Sprint 0
The objective of Sprint 0 is to unblock development for all team members working on the project. In Sprint 0 roles are not strictly defined. All team members augment the product manager’s workflow and contribute to the stories—from clarification to establishing acceptance criteria. This frees the product manager to spend valuable time with the team or to extract needed information from the client.
The whole team helps the product manager refine the backlog stories. Estimate, ask questions, and further refine the backlog using the INVEST principle—independent, estimable, small.
Suggestions for allocating Sprint 0 activities according to each role are as follows:
ROLE | RESPONSIBILITY |
---|---|
Product manager | Refines the backlog by creating high-priority stories that meet DoR during week one of Sprint 0; arranges introductions between the client team and the Devbridge working team; and establishes recurring sprint ceremony invites. |
Technical project lead | Creates high-level architecture documentation (involves other team members if necessary) and updates the Confluence page with engineering materials. |
Testers | Help the PM to refine the backlog and write acceptance criteria. The lead starts work on the testing strategy document. |
Designers | Draft and own a style guide for the project and prepare assets for the stories planned in Sprint 1. If sales materials exist, designers refine or repurpose assets to enable the front-end developers. If necessary, they can also run parallel research efforts for the discovery element of dual-track scrum. |
Developers | Set up the project structure, environment access, continuous integration, tools, and common components. At a minimum, a development environment should be ready by Sprint 1; ideally, a staging environment will be ready as well. Integration spikes are carried out to validate technical feasibility. |
Implementing product and technical best practices
One of the reasons for this book’s existence is to spread awareness of the unique configuration of our process—the things that make us successful, our clients continuously impressed with our work, and our teams constantly growing as professionals. We have often found ourselves discussing and comparing two similar projects, trying to determine why one was a poster child, and another a recovery effort from doom. Products are complex, many of the moving pieces—subjective, human in nature.

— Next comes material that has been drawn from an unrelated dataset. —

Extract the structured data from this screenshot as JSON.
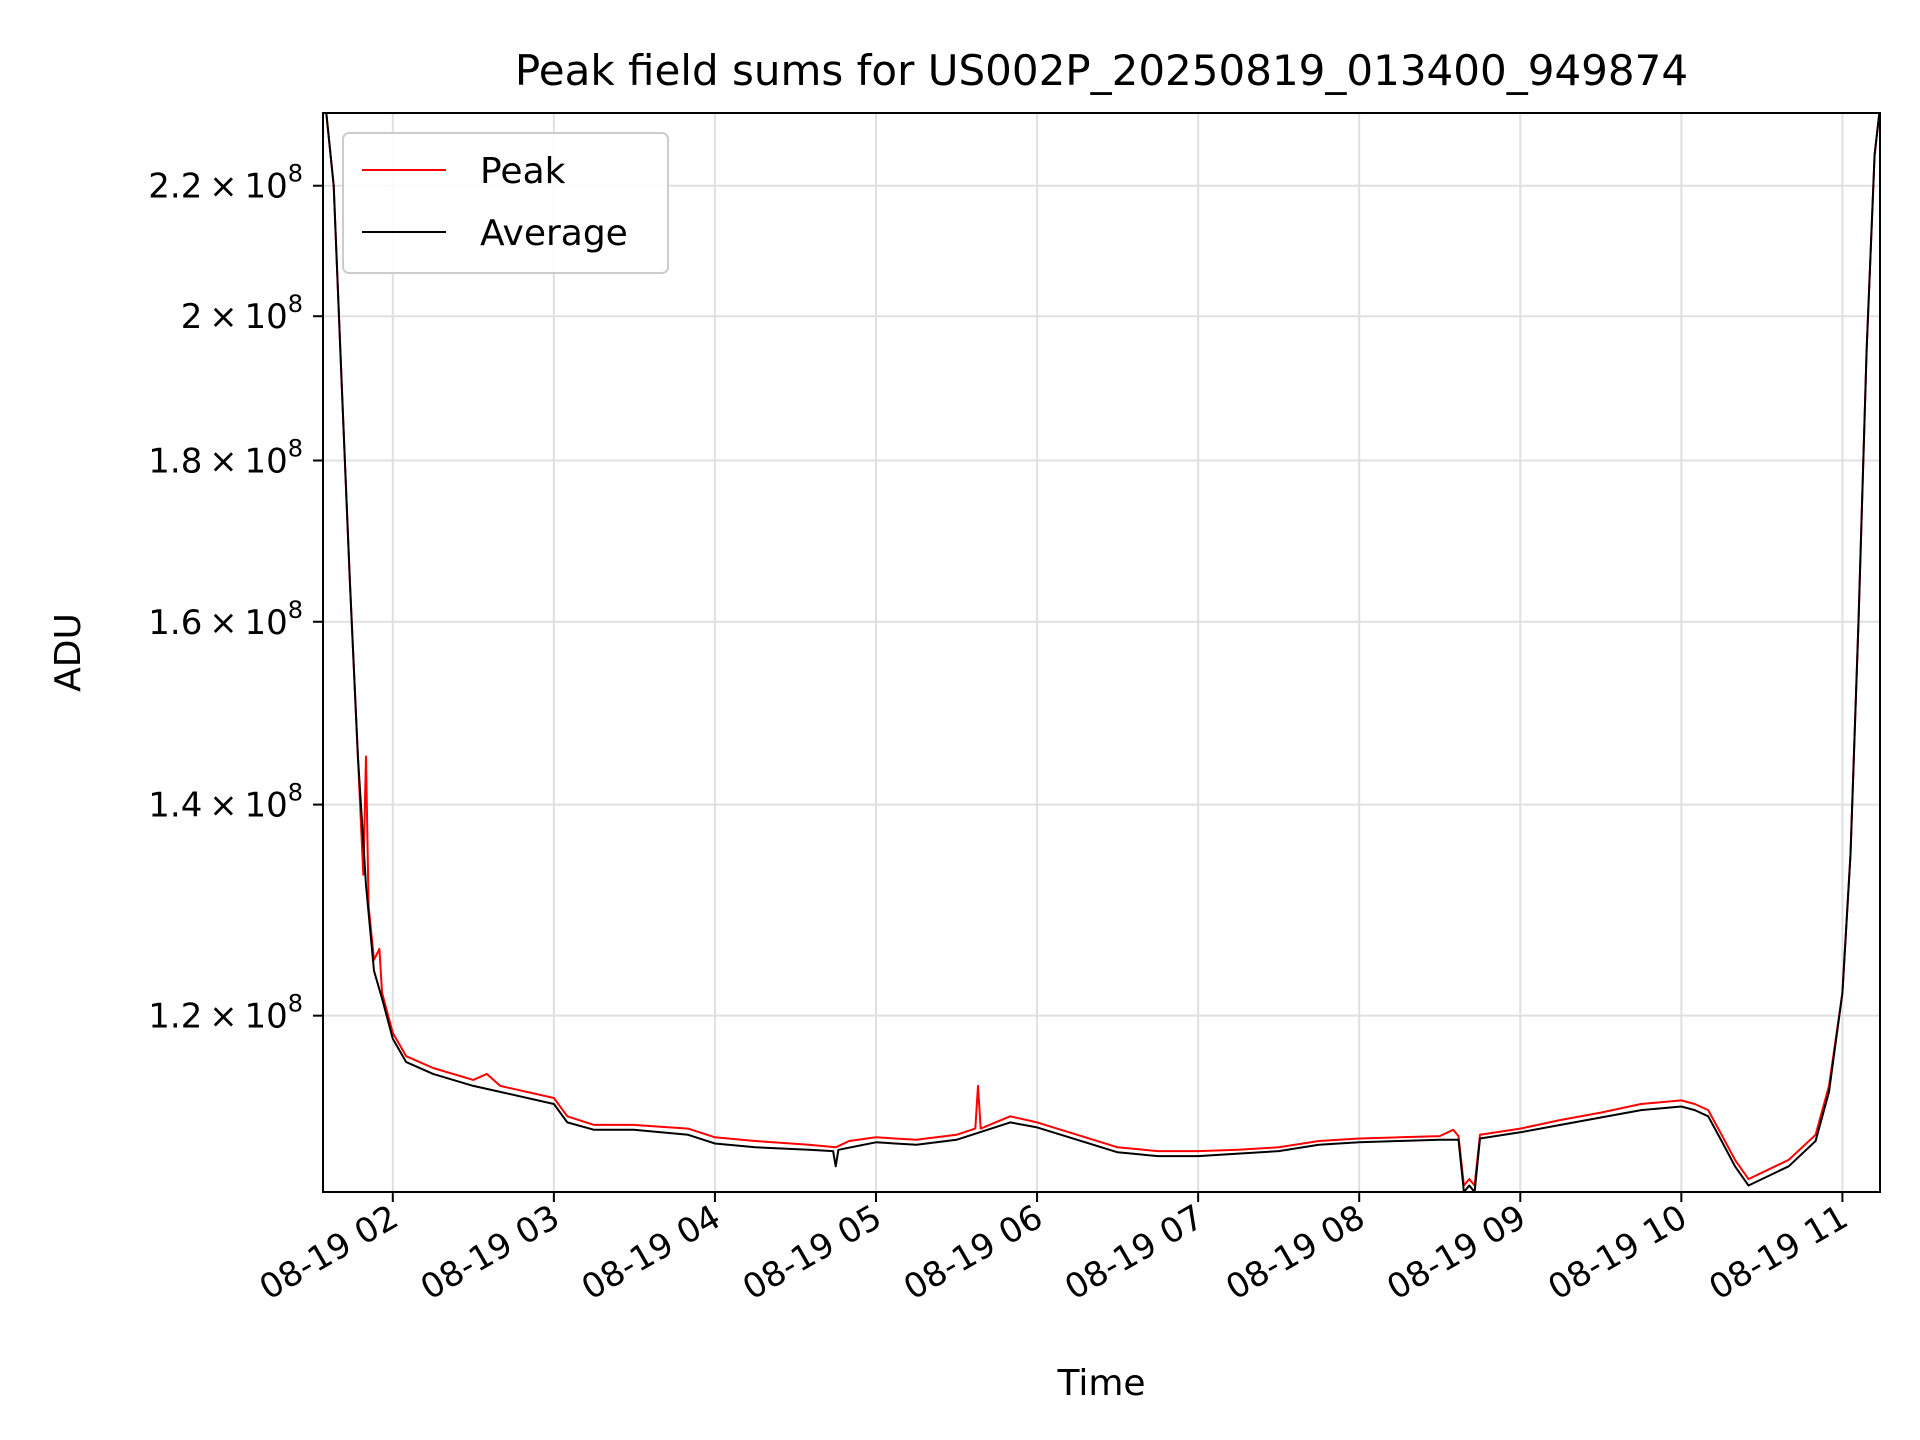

We decided that each project could be evaluated based on a set of criteria involving product health and technical maturity.

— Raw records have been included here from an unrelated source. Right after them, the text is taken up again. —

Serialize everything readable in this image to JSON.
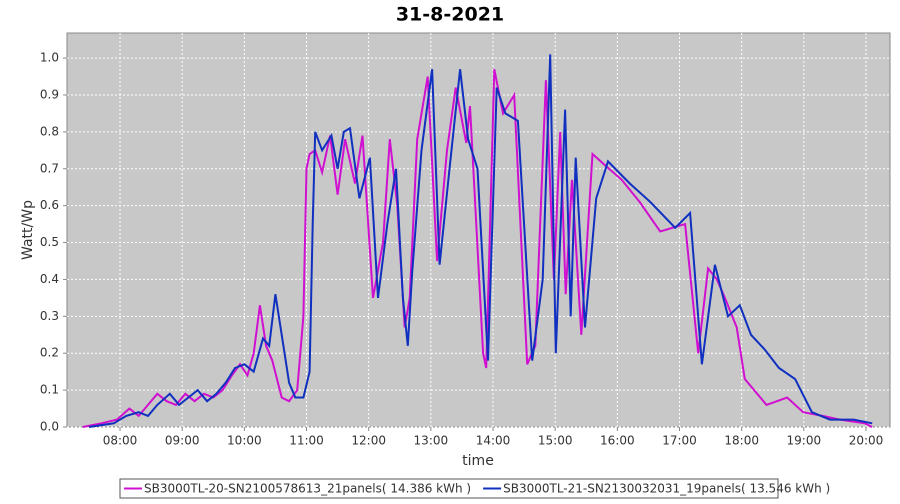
{
  "chart_data": {
    "type": "line",
    "title": "31-8-2021",
    "x_label": "time",
    "y_label": "Watt/Wp",
    "xlim": [
      7.147,
      20.386
    ],
    "ylim": [
      0,
      1.068
    ],
    "xticks": [
      {
        "value": 8,
        "label": "08:00"
      },
      {
        "value": 9,
        "label": "09:00"
      },
      {
        "value": 10,
        "label": "10:00"
      },
      {
        "value": 11,
        "label": "11:00"
      },
      {
        "value": 12,
        "label": "12:00"
      },
      {
        "value": 13,
        "label": "13:00"
      },
      {
        "value": 14,
        "label": "14:00"
      },
      {
        "value": 15,
        "label": "15:00"
      },
      {
        "value": 16,
        "label": "16:00"
      },
      {
        "value": 17,
        "label": "17:00"
      },
      {
        "value": 18,
        "label": "18:00"
      },
      {
        "value": 19,
        "label": "19:00"
      },
      {
        "value": 20,
        "label": "20:00"
      }
    ],
    "yticks": [
      {
        "value": 0,
        "label": "0.0"
      },
      0.1,
      0.2,
      0.3,
      0.4,
      0.5,
      0.6,
      0.7,
      0.8,
      0.9,
      {
        "value": 1,
        "label": "1.0"
      }
    ],
    "grid": true,
    "series": [
      {
        "name": "SB3000TL-20-SN2100578613_21panels( 14.386 kWh )",
        "color": "#d010d0",
        "x": [
          7.4,
          7.7,
          7.95,
          8.15,
          8.3,
          8.45,
          8.6,
          8.75,
          8.9,
          9.05,
          9.2,
          9.35,
          9.5,
          9.65,
          9.8,
          9.93,
          10.05,
          10.15,
          10.25,
          10.35,
          10.45,
          10.6,
          10.72,
          10.85,
          10.95,
          11.0,
          11.05,
          11.14,
          11.25,
          11.38,
          11.5,
          11.62,
          11.78,
          11.9,
          12.07,
          12.23,
          12.34,
          12.46,
          12.58,
          12.66,
          12.78,
          12.95,
          13.1,
          13.26,
          13.4,
          13.57,
          13.63,
          13.84,
          13.89,
          14.02,
          14.16,
          14.34,
          14.55,
          14.68,
          14.85,
          14.98,
          15.08,
          15.17,
          15.27,
          15.42,
          15.6,
          15.8,
          16.07,
          16.36,
          16.69,
          17.09,
          17.3,
          17.46,
          17.6,
          17.73,
          17.92,
          18.05,
          18.4,
          18.73,
          18.99,
          19.3,
          19.58,
          19.98,
          20.1
        ],
        "values": [
          0,
          0.01,
          0.02,
          0.05,
          0.03,
          0.06,
          0.09,
          0.07,
          0.06,
          0.09,
          0.07,
          0.09,
          0.08,
          0.1,
          0.14,
          0.17,
          0.14,
          0.2,
          0.33,
          0.22,
          0.18,
          0.08,
          0.07,
          0.1,
          0.3,
          0.7,
          0.74,
          0.75,
          0.69,
          0.79,
          0.63,
          0.78,
          0.66,
          0.79,
          0.35,
          0.5,
          0.78,
          0.6,
          0.27,
          0.35,
          0.78,
          0.95,
          0.45,
          0.75,
          0.92,
          0.77,
          0.87,
          0.2,
          0.16,
          0.97,
          0.85,
          0.9,
          0.17,
          0.22,
          0.94,
          0.4,
          0.8,
          0.36,
          0.67,
          0.25,
          0.74,
          0.71,
          0.67,
          0.61,
          0.53,
          0.55,
          0.2,
          0.43,
          0.4,
          0.35,
          0.27,
          0.13,
          0.06,
          0.08,
          0.04,
          0.03,
          0.02,
          0.01,
          0.0
        ]
      },
      {
        "name": "SB3000TL-21-SN2130032031_19panels( 13.546 kWh )",
        "color": "#1030c0",
        "x": [
          7.5,
          7.9,
          8.1,
          8.3,
          8.45,
          8.6,
          8.8,
          8.95,
          9.1,
          9.25,
          9.4,
          9.55,
          9.7,
          9.85,
          10.0,
          10.15,
          10.3,
          10.4,
          10.5,
          10.6,
          10.72,
          10.82,
          10.95,
          11.05,
          11.1,
          11.14,
          11.25,
          11.4,
          11.5,
          11.6,
          11.7,
          11.85,
          12.02,
          12.15,
          12.3,
          12.44,
          12.55,
          12.63,
          12.7,
          12.85,
          13.02,
          13.14,
          13.3,
          13.47,
          13.6,
          13.75,
          13.92,
          14.06,
          14.2,
          14.4,
          14.63,
          14.8,
          14.92,
          15.01,
          15.16,
          15.25,
          15.33,
          15.48,
          15.66,
          15.85,
          16.2,
          16.53,
          16.93,
          17.17,
          17.36,
          17.57,
          17.78,
          17.97,
          18.15,
          18.37,
          18.6,
          18.86,
          19.13,
          19.42,
          19.8,
          20.1
        ],
        "values": [
          0,
          0.01,
          0.03,
          0.04,
          0.03,
          0.06,
          0.09,
          0.06,
          0.08,
          0.1,
          0.07,
          0.09,
          0.12,
          0.16,
          0.17,
          0.15,
          0.24,
          0.22,
          0.36,
          0.25,
          0.12,
          0.08,
          0.08,
          0.15,
          0.55,
          0.8,
          0.75,
          0.79,
          0.7,
          0.8,
          0.81,
          0.62,
          0.73,
          0.35,
          0.55,
          0.7,
          0.35,
          0.22,
          0.42,
          0.75,
          0.97,
          0.44,
          0.7,
          0.97,
          0.78,
          0.7,
          0.18,
          0.92,
          0.85,
          0.83,
          0.18,
          0.4,
          1.01,
          0.2,
          0.86,
          0.3,
          0.73,
          0.27,
          0.62,
          0.72,
          0.66,
          0.61,
          0.54,
          0.58,
          0.17,
          0.44,
          0.3,
          0.33,
          0.25,
          0.21,
          0.16,
          0.13,
          0.04,
          0.02,
          0.02,
          0.01
        ]
      }
    ]
  }
}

The product health score focuses on our best practices around process, product management, and product design. The aggregate score represents stakeholder attendance in sprints, consistency of retrospectives, standup participation from the full team, existence of definitions of ready and done, availability of users for product testing, and many other variables.
The technical maturity score, on the other hand, represents our adherence to best practices from a software engineering perspective. The score represents implementation of best practices such as CI/CD, testing automation, environment access, performance testing, and many others.
Both scores are represented as percentages and higher numbers are better—project A is 75 percent technical maturity; project B is 95 percent maturity. Please don’t feel like this rating applies to your individual contribution and that lower scores somehow indicate you’re “failing”—quite the opposite. We leverage these ratings during a state of the union with the client and force the most painful issues—tracking, understanding, and communicating unreasonable bottlenecks (such as limited access into a staging environment, reluctance to attend demos). The scores are a lever we can use to improve your quality of life on the project, not to mention the general outcome of the product.